Precisei criar coragem. Perdi um pouco de grana, mas tem horas em que você precisa pular do precipício. Estou a dois anos e meio só com livros autorais. Eu que decido de boto mais desenho, mais texto, tenho o controle do processo. E posso contar as histórias que mais me interessam.

E que histórias são essas?

Estou fazendo uma sobre o curto-circuito que dá quando a gente percebe que os pais não são onipotentes. Minha vontade é sempre bater nessa tecla: preparar para o confronto com o mundo real. A crianças vai fazer suas escolhas, mas quero ajudar ela a ler melhor o mundo. Sempre com humor, para deixar a coisa mais leve.

Ser pai de duas meninas mudou seu jeito de ilustrar e contar histórias?

Nem poderia ser diferente. Clarice está com 20 anos, Júlia com 17, ainda são fonte de inspiração. É ótimo também, nos encontros com leitores, ver as coisas em que eles piram. A gente tem que estar sensível para colocar nossas experiências no papel.

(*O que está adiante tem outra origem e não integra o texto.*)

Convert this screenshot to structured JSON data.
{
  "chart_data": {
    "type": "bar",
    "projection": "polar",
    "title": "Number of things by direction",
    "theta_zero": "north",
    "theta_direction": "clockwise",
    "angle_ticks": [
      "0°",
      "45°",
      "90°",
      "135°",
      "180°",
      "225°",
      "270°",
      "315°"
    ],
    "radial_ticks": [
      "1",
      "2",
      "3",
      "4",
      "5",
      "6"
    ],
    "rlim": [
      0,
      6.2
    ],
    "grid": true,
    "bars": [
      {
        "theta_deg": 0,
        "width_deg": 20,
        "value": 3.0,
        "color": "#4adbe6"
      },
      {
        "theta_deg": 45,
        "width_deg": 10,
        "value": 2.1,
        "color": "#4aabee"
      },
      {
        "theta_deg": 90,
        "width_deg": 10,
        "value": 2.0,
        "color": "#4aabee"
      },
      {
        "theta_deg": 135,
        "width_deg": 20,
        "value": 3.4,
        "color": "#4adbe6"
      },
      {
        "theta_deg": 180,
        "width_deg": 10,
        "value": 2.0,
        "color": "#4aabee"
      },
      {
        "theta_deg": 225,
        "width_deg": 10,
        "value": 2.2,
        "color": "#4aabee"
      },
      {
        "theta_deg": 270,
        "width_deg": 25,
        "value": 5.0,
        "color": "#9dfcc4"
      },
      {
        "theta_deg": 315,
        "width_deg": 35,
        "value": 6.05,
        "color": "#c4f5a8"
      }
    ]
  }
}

Quais seus próximos projetos?

Não sou propriamente um exemplo de autor brasileiro, não tive as referências do folclore e de autores como Monteiro Lobato ou Ziraldo, e isso se reflete em um estilo híbrido, que já chamou atenção lá fora. Há projetos em andamento, mas prefiro não dar detalhes, só depois de confirmado. Buscar o exterior é natural e até necessário para sobreviver. Não somos uma pátria leitora.

Os prêmios não dão uma força?

A gente trabalha de um modo muito solitário e é legal ter um reconhecimento, saber que você está no caminho certo. Mas não é isso que me move. O que me move é fazer literatura de qualidade voltada para as crianças.